The ICC judges lamented and stated in their ruling: “The Chamber is surprised by such a statement which is actually an acknowledgement by the Government of Kenya that so far, the alleged investigations have not extended to those at the highest level of hierarchy, be it the … suspects subject to the court’s proceedings, or any other at the same level.”
What the judges came short of saying is that the government intended, once it succeeded in postponing admissibility, to spend its time prosecuting the lower level perpetrators and frustrate the investigation and prosecution of those who bear the greatest responsibility for the violence. “The Chamber believes that these arguments cast doubt on the will of the State to actually investigate the suspects …” the judges said in their ruling.
When it came to proving that there are ongoing investigations in Kenya, the government’s position was even more comical. The Chamber was furnished with a letter written by the Attorney General to the Commissioner of Police directing the latter to investigate all suspects of PEV cases, including the Ocampo Six. The letter, however, was dated April 14, 2011, two weeks after the Government ﬁled its application. “Thus it is clear from the letter that by the time the Government of Kenya ﬁled the application asserting that it was investigating the cases before the court, there were in fact no ongoing investigations,” the judges ruled.
Now the AG says that he shall appeal the ruling of the Chamber.

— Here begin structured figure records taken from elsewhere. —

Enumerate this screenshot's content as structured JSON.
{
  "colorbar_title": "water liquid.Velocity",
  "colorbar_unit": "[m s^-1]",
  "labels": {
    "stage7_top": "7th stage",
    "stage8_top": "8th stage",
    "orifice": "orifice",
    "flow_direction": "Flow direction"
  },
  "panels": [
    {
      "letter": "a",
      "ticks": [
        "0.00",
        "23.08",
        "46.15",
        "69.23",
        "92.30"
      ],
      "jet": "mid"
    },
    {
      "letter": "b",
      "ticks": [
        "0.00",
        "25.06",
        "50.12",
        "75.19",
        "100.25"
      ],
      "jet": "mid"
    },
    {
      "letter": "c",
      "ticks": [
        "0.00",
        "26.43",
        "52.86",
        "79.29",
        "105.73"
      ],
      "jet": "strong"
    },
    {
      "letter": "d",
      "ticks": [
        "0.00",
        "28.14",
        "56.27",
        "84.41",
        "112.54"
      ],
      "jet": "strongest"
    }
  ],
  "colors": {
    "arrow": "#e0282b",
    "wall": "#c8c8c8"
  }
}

The basis of the appeal is not that Kenya has a convincing case of how it is satisfactorily handling the PEV cases. Mr Wako says that he is appealing because Kenya was not given an oral hearing. Secondly, the AG says he is conﬁdent that by the time the appeal is heard, Kenya will have more reforms to show that the cases can be handled in Kenya.

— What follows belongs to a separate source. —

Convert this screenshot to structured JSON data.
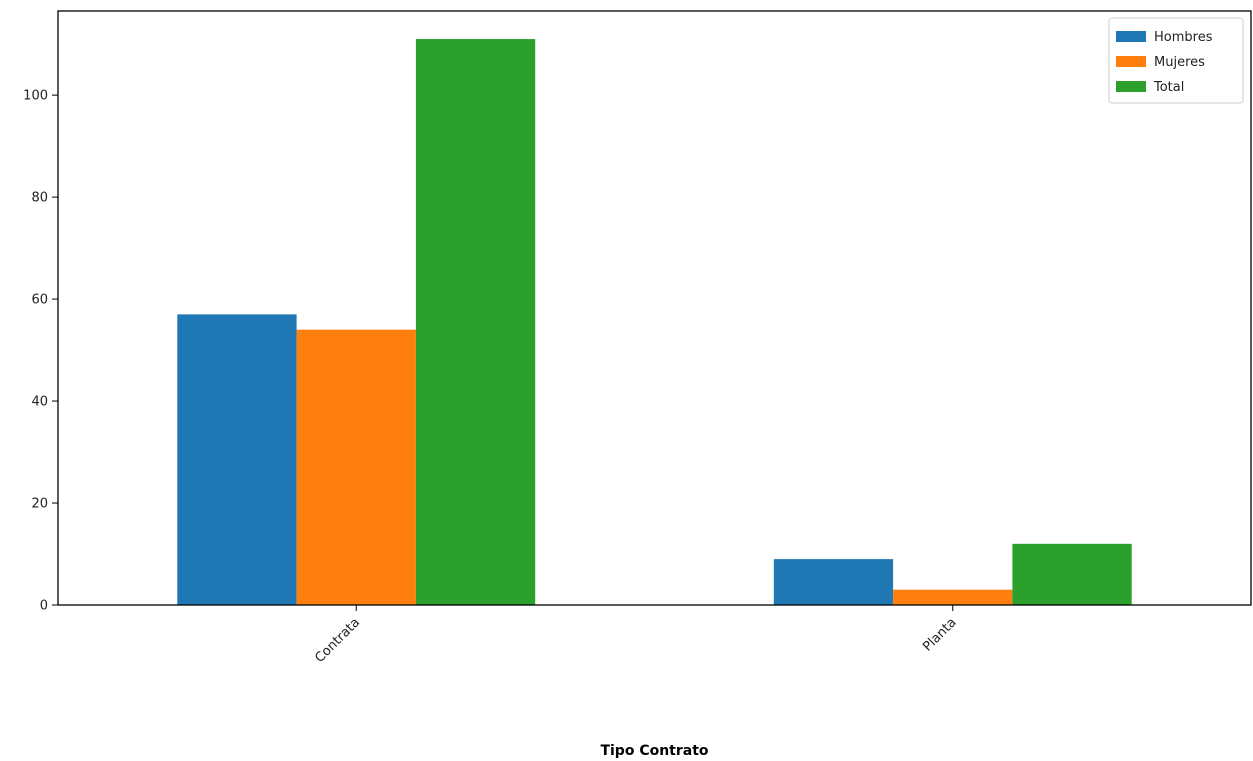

Note that Mr Wako is not saying that an oral hearing would have given the government a chance to present a more convincing case. In fact, the AG is totally silent on the weakness of the government case as pointed out by the judges at the Pre-Trial Chamber. Neither is he promising to show the appeal court the conclusion of any investigations or the start of any prosecutions. He intends to just show reforms undertaken, despite the fact that this is totally irrelevant to the conditions set out by Article 17 of the Rome Statutes governing admissibility. So, why was the Vice-President insisting on the lame duck diplomatic initiatives? And why is the AG insisting on this ill-fated legal process? Who is advising the government that it needs to continue ﬂogging this dead horse? What magic does he hope to use to reverse the spectacular failures the country has suffered on both fronts?
I see two definite explanations. The first is that there are some people benefiting tremendously from these initiatives, either politically, financially or by way of exercise of influence over key government officers, particularly those that are real and potential suspects at The Hague.
By continuing with these initiatives, these people continue to remain relevant to the government and the political system and to retain their ability to manipulate both towards their desired selfish objectives.
Second explanation is that these initiatives are palliative. They are being conducted in the full knowledge of their hopeless ness but with the intention of keeping the Ocampo Six cheerful and hopeful pending their possible demise. More in the way cancer patients are put on morphine to lessen the unpleasantness of the disease.
Either way, it is wholly unfair to Kenya and to the Ocampo Six. It is costing Kenya a lot of money to keep up this charade which is being pursued without change of strategy even as it fails to achieve the desired results at every stage.
It is also a cruel misrepresentation of hope to the Ocampo Six. Rather than leave them to concentrate on initiatives that may actually assist them, the Ocampo Six are being kept busy pursuing continuously failing endeavours and may be left with little time to do anything useful when the reality becomes irrefutable.